Author(s):
Nunes, Carlos ; Ashofteh, Afshin
Date: 2024
Persistent ID: http://hdl.handle.net/10362/169567
Origin: Repositório Institucional da UNL
Subject(s): Feature store; Official statistics; Machine learning operations; Data science; Big data; Data quality; Artificial Intelligence; Computer Networks and Communications; Computer Science Applications; Software; Media Technology; Computational Mathematics; Education; SDG 8 - Decent Work and Economic Growth; SDG 9 - Industry, Innovation, and Infrastructure; SDG 17 - Partnerships for the Goals
Description
Nunes, C. E. R., & Ashofteh, A. (2024). A Review of Big Data and Machine Learning Operations in Official Statistics: MLOps and Feature Store Adoption. In H. Shahriar, H. Ohsaki, M. Sharmin, D. Towey, AKM. J. A. Majumder, Y. Hori, J-J. Yang, M. Takemoto, N. Sakib, R. Banno, & S. I. Ahamed (Eds.), 2024 IEEE 48th Annual Computers, Software, and Applications Conference: COMPSAC 2024 (pp. 711-718). (Proceedings of the IEEE Annual Computer Software and Applications Conference).

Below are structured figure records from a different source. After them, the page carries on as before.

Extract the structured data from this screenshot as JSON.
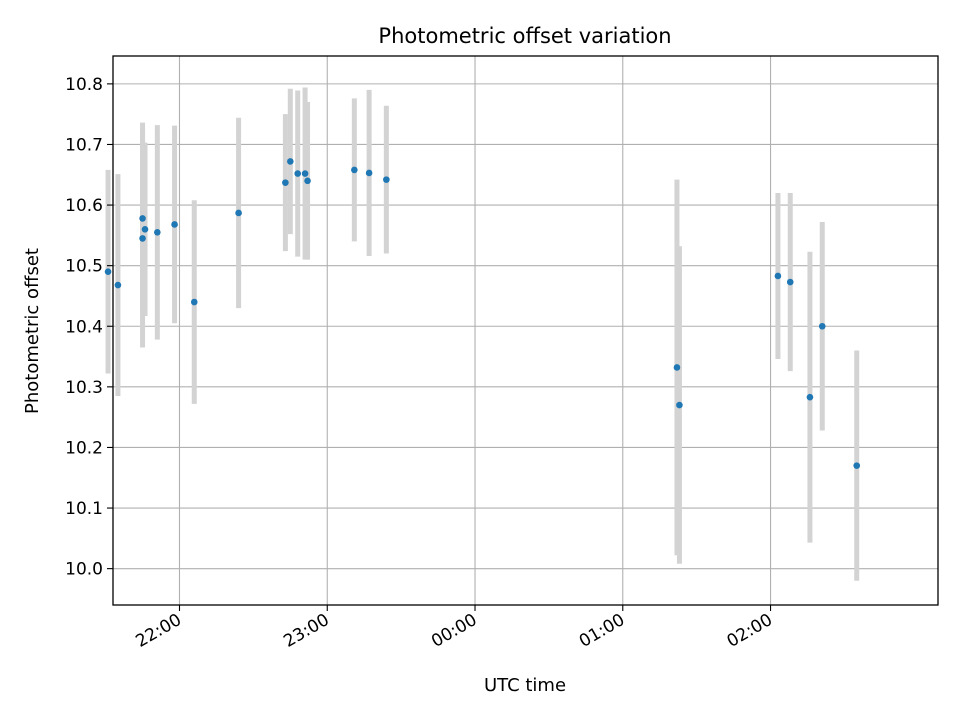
{
  "chart_data": {
    "type": "scatter",
    "title": "Photometric offset variation",
    "xlabel": "UTC time",
    "ylabel": "Photometric offset",
    "x_ticks": [
      "22:00",
      "23:00",
      "00:00",
      "01:00",
      "02:00"
    ],
    "y_ticks": [
      "10.0",
      "10.1",
      "10.2",
      "10.3",
      "10.4",
      "10.5",
      "10.6",
      "10.7",
      "10.8"
    ],
    "xlim": [
      "21:33",
      "03:08"
    ],
    "ylim": [
      9.94,
      10.846
    ],
    "grid": true,
    "colors": {
      "points": "#1f77b4",
      "error_bars": "#d3d3d3",
      "grid": "#b0b0b0"
    },
    "points": [
      {
        "time": "21:31",
        "y": 10.49,
        "err": 0.168
      },
      {
        "time": "21:35",
        "y": 10.468,
        "err": 0.183
      },
      {
        "time": "21:45",
        "y": 10.545,
        "err": 0.18
      },
      {
        "time": "21:45",
        "y": 10.578,
        "err": 0.158
      },
      {
        "time": "21:46",
        "y": 10.56,
        "err": 0.143
      },
      {
        "time": "21:51",
        "y": 10.555,
        "err": 0.177
      },
      {
        "time": "21:58",
        "y": 10.568,
        "err": 0.163
      },
      {
        "time": "22:06",
        "y": 10.44,
        "err": 0.168
      },
      {
        "time": "22:24",
        "y": 10.587,
        "err": 0.157
      },
      {
        "time": "22:43",
        "y": 10.637,
        "err": 0.113
      },
      {
        "time": "22:45",
        "y": 10.672,
        "err": 0.12
      },
      {
        "time": "22:48",
        "y": 10.652,
        "err": 0.137
      },
      {
        "time": "22:51",
        "y": 10.652,
        "err": 0.142
      },
      {
        "time": "22:52",
        "y": 10.64,
        "err": 0.13
      },
      {
        "time": "23:11",
        "y": 10.658,
        "err": 0.118
      },
      {
        "time": "23:17",
        "y": 10.653,
        "err": 0.137
      },
      {
        "time": "23:24",
        "y": 10.642,
        "err": 0.122
      },
      {
        "time": "01:22",
        "y": 10.332,
        "err": 0.31
      },
      {
        "time": "01:23",
        "y": 10.27,
        "err": 0.262
      },
      {
        "time": "02:03",
        "y": 10.483,
        "err": 0.137
      },
      {
        "time": "02:08",
        "y": 10.473,
        "err": 0.147
      },
      {
        "time": "02:16",
        "y": 10.283,
        "err": 0.24
      },
      {
        "time": "02:21",
        "y": 10.4,
        "err": 0.172
      },
      {
        "time": "02:35",
        "y": 10.17,
        "err": 0.19
      }
    ]
  }
}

Institute of Electrical and Electronics Engineers (IEEE). https://doi.org/10.1109/COMPSAC61105.2024.00101
Integrating machine learning (ML) into the official statisticians' toolset is gaining popularity as National Statistical Offices (NSOs) strive to improve their methodologies. This trend poses new challenges and implications for incorporating innovative techniques that ensure the reliability of the official statistical production process. A comprehensive literature review was conducted using Scopus and Web of Science databases to explore the contemporary applications of data science in official statistics. A total of 178 research articles were identified, focusing on areas such as big data, machine learning, and data quality. While the literature review revealed extensive proposals on utilizing alternative data and applying machine learning techniques to support official statistics production, it also identified research gaps in the post-training steps of the machine learning process. Areas requiring further investigation include machine learning operations in a production environment, data quality assurance, and governance.